Two borders surround the text from Ignatius Loyola (1491). The outer border a fine line of gold-leaf. The inner border is also outlined with gold leaf and is totally filled with scroll work of reds and pinks changing through to purples and to blues, the main swathes are in green. The top and right section of the border are narrow compared to the bottom border and the left border which has yet a further increase. A small raised square miniature framed by curved gold leaf is on the top left corner of the border; it depicts the head of Christ at the crucifixion. The background to this small miniature of Christ's death can be compared to that of the miniature of the Magnificat the response to announcement of Christ's conception, and of both it could be said: "The amazing feature is the background, which looks alive, without solid colour but shimmering. This is a moment of cosmic significance." The contrasts between the two backgrounds are in the colouring: the announcement of the conception is full of colour but the crucifixion is in solely brown tones. This miniature displays calligraphy which is comparatively large for Henry, showing it probably was a miniature painted after his stroke, Henry displayed a strong determination to overcome his disability and continue with his fine miniature art work.

===The Shepherd Boy Sings in the Valley of Humiliation===
This miniature is a consideration of the difference between contentment and the burden of much with text by John Bunyan. One wonders why such an ornate illumination with much use of gold leaf has been chosen. There is gold leaf on the pinnacles, borders, and in the scroll work, it is also on the border around the small raised miniature painting of the humble shepherd boy. Perhaps it is all to create a great contrast between the simplicity of the shepherd boy with "here little" and the richness in gold illustrating the "hereafter bliss". A detailed description of the sequence of producing this miniature is found in The Techniques of Painting Miniatures. This miniature was exhibited as part of the 2nd World Miniature Exhibition in Hobart Tasmania in the year 2000.

Note on Piano Key Miniatures

An old piano was left outside a house in Harrow, ready for refuse. The keys were examined and found to be ivory. Henry sought permission to keep the unworn and unchipped keys. Most of the piano key sized miniatures he crafted were on ivory from this source.

===Pitstone Mills===
A Windmill with brick factory chimneys in the background (now demolished). Sense of power of the wind depicted in the clouds and the contrast of the golden calm of harvest gathered in. (Piano key)

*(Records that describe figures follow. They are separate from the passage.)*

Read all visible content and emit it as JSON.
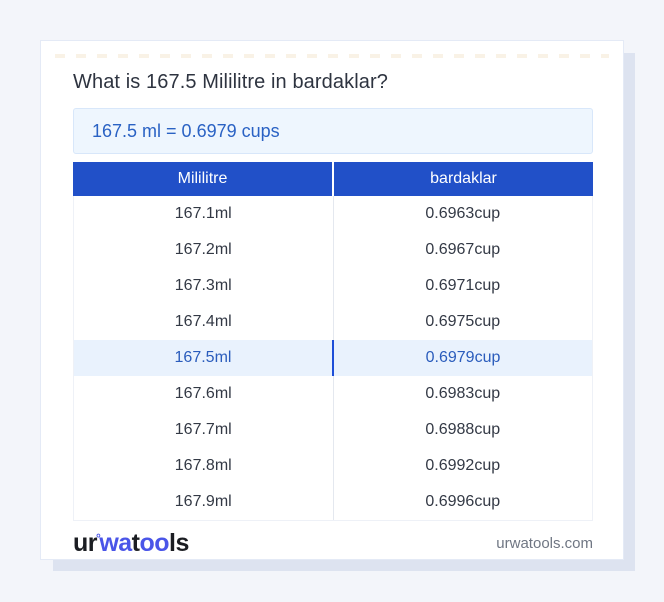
{
  "card": {
    "title": "What is 167.5 Mililitre in bardaklar?",
    "answer": "167.5 ml = 0.6979 cups"
  },
  "table": {
    "headers": [
      "Mililitre",
      "bardaklar"
    ],
    "rows": [
      {
        "ml": "167.1ml",
        "cup": "0.6963cup"
      },
      {
        "ml": "167.2ml",
        "cup": "0.6967cup"
      },
      {
        "ml": "167.3ml",
        "cup": "0.6971cup"
      },
      {
        "ml": "167.4ml",
        "cup": "0.6975cup"
      },
      {
        "ml": "167.5ml",
        "cup": "0.6979cup"
      },
      {
        "ml": "167.6ml",
        "cup": "0.6983cup"
      },
      {
        "ml": "167.7ml",
        "cup": "0.6988cup"
      },
      {
        "ml": "167.8ml",
        "cup": "0.6992cup"
      },
      {
        "ml": "167.9ml",
        "cup": "0.6996cup"
      }
    ],
    "highlight_index": 4
  },
  "footer": {
    "logo": {
      "part1": "ur",
      "degree": "°",
      "part2": "wa",
      "part3": "t",
      "part4": "oo",
      "part5": "ls"
    },
    "domain": "urwatools.com"
  },
  "colors": {
    "page_bg": "#f3f5fa",
    "card_bg": "#ffffff",
    "header_bg": "#2150c8",
    "header_text": "#ffffff",
    "answer_bg": "#eef6fe",
    "answer_border": "#d8e7fa",
    "answer_text": "#2a62c4",
    "highlight_bg": "#e9f2fd",
    "highlight_text": "#2a5cbc",
    "highlight_divider": "#1d4ed8",
    "body_text": "#333945",
    "title_text": "#2e3440",
    "muted_text": "#6f7683",
    "logo_accent": "#4a55e8",
    "logo_dark": "#1b1d22",
    "shadow": "#dde3f0"
  }
}
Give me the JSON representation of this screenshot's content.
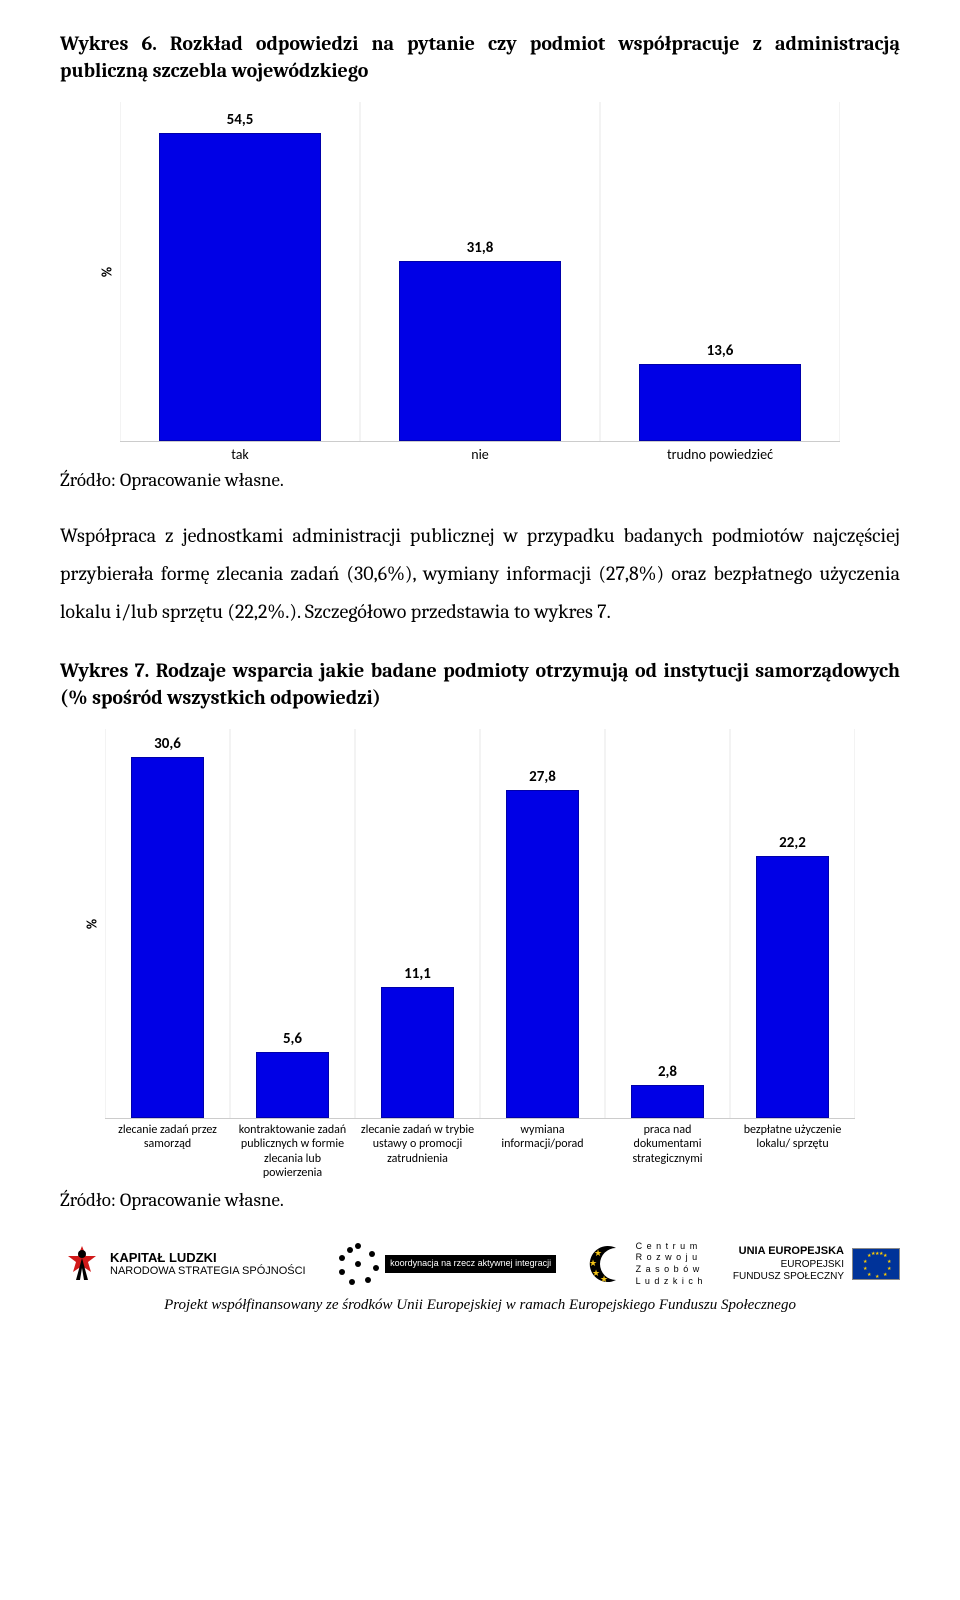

===The Lord is my Shephard===
Two miniatures were painted of this text on piano keys for his first wife Agnes, one with a predominance of reds and the other with blues. Exceptional detail on a very small 'canvas'. (Piano key)

===Loves Eternal Knot===
A red background, the colour of love, which has edging at times straight and at other points intricately curved. The short text is presented on 2 scrolls but the centrepiece is an unending knot presented in gold leaf. (Piano key)

===The Lord Bless and Keep Thee===
Surrounding this blessing a large amount of gold leaf is used on the border. The top border uses features which convey cathedral or church arches and pinnacles, (this was developed and also used in the miniature 'The Shepherd Boy Sings'): this feature is portrayed in early illuminations in The Saint-Omer Hours 1350 British Library London Add. ms.36684 Books of Hours and Their Owners, John Hartman Thames and Hudson 1997 Adoration of the Magi. On this upright oblong piano key the heavenly blessing depicted by gold cathedral pinnacles plus a starry sky is seen to be transferred and descending to the bottom of the miniature with the word 'THEE'. (Piano key)

===Treasure===

This picture features on the cover of The Magic of Miniatures with Psalm 121 and "A Poem" by Cecil Spring-Rice inside.

==Miniatures without Illumination or Calligraphy==

===Swiss Alps above Wengen===
A line drawing of a Swiss chalet, path and tree within the alps. A wash of walnut was applied to the Bristol board. Touches of white can be seen on the mountains.